Nesse sentido, o critério da valoração paralela perde força, ao passo que
o dever de informação terá maior relevância.
Retomando: afirmado o erro de proibição e afirmada a possibilidade de
acesso ao conteúdo da proibição través da valoração paralela, há que se verificar se
existe, no caso concreto, um motivo relevante que vincule o dever de informação.
Esse motivo relevante poderá ser a dúvida sobre a licitude da conduta, e aqui
entram os casos de consciência eventual (Roxin) ou condicidonada (Jakobs).

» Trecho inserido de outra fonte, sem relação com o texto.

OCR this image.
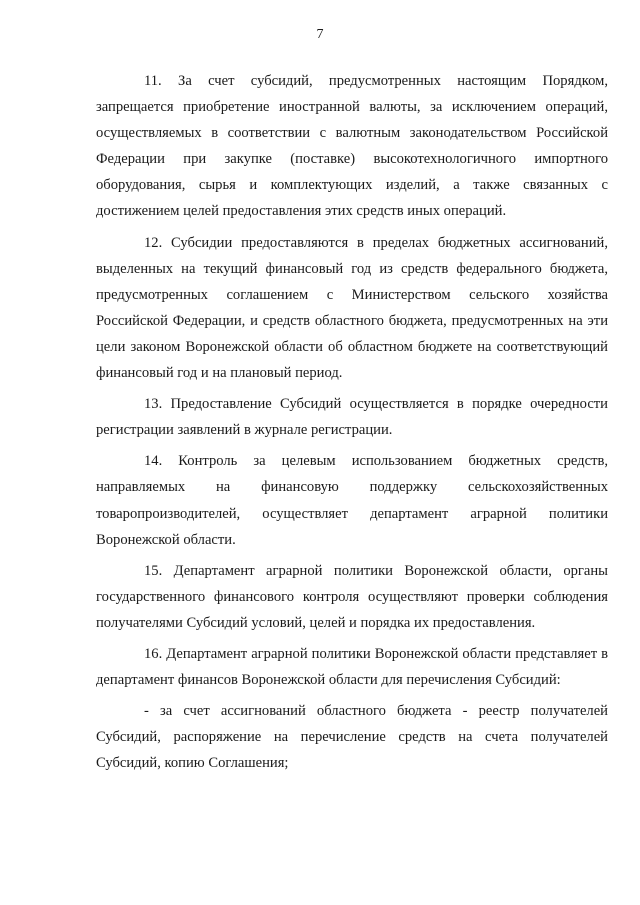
7

11. За счет субсидий, предусмотренных настоящим Порядком, запрещается приобретение иностранной валюты, за исключением операций, осуществляемых в соответствии с валютным законодательством Российской Федерации при закупке (поставке) высокотехнологичного импортного оборудования, сырья и комплектующих изделий, а также связанных с достижением целей предоставления этих средств иных операций.

12. Субсидии предоставляются в пределах бюджетных ассигнований, выделенных на текущий финансовый год из средств федерального бюджета, предусмотренных соглашением с Министерством сельского хозяйства Российской Федерации, и средств областного бюджета, предусмотренных на эти цели законом Воронежской области об областном бюджете на соответствующий финансовый год и на плановый период.

13. Предоставление Субсидий осуществляется в порядке очередности регистрации заявлений в журнале регистрации.

14. Контроль за целевым использованием бюджетных средств, направляемых на финансовую поддержку сельскохозяйственных товаропроизводителей, осуществляет департамент аграрной политики Воронежской области.

15. Департамент аграрной политики Воронежской области, органы государственного финансового контроля осуществляют проверки соблюдения получателями Субсидий условий, целей и порядка их предоставления.

16. Департамент аграрной политики Воронежской области представляет в департамент финансов Воронежской области для перечисления Субсидий:

- за счет ассигнований областного бюджета - реестр получателей Субсидий, распоряжение на перечисление средств на счета получателей Субсидий, копию Соглашения;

Pode
considerar-se motivo também a inserção em uma atividade que possui
regulamentação específica, em relação à qual o tempo de desenvolvimento da
atividade é muito importante para a verificação da evitabilidade do erro. Ou ainda, a
lesão a outrem ou à coletividade.
A avaliação sobre a evitabilidade do erro requer ainda outros cuidados.
Tendo se informado o sujeito, há que se avliar a confiabilidade da fonte de
informação. Ainda que ele tenha se informado, se a fonte não poderia ter sido
considerada por ele confiável, o erro será considerado evitável. Ao contrário, para o
sujeito que não se informou, a evitabilidade não consitui o erro de pronto, deve ainda
ser avaliada a relevância da informação hipotética (tivesse ele se informado,
conseguiria acesso ao conteúdo da proibição?). E somente após percorrido todo
esse caminho é que se poderá então afirmar a culpabilidade com base na
evitabilidade do erro.
152
Desse modo, parece que o princípio da culpabilidade ganha maior
efetividade e há mais segurança jurídica para a aplicação dos conceitos relativos ao
erro de proibição, o que é muito importante para o Direito Penal Econômico que
quase sempre liga-se às atividades regulamentadas especificamente e a bens
jurídicos supraindividuais, em relação aos quais a percepção do dano é mais difícil.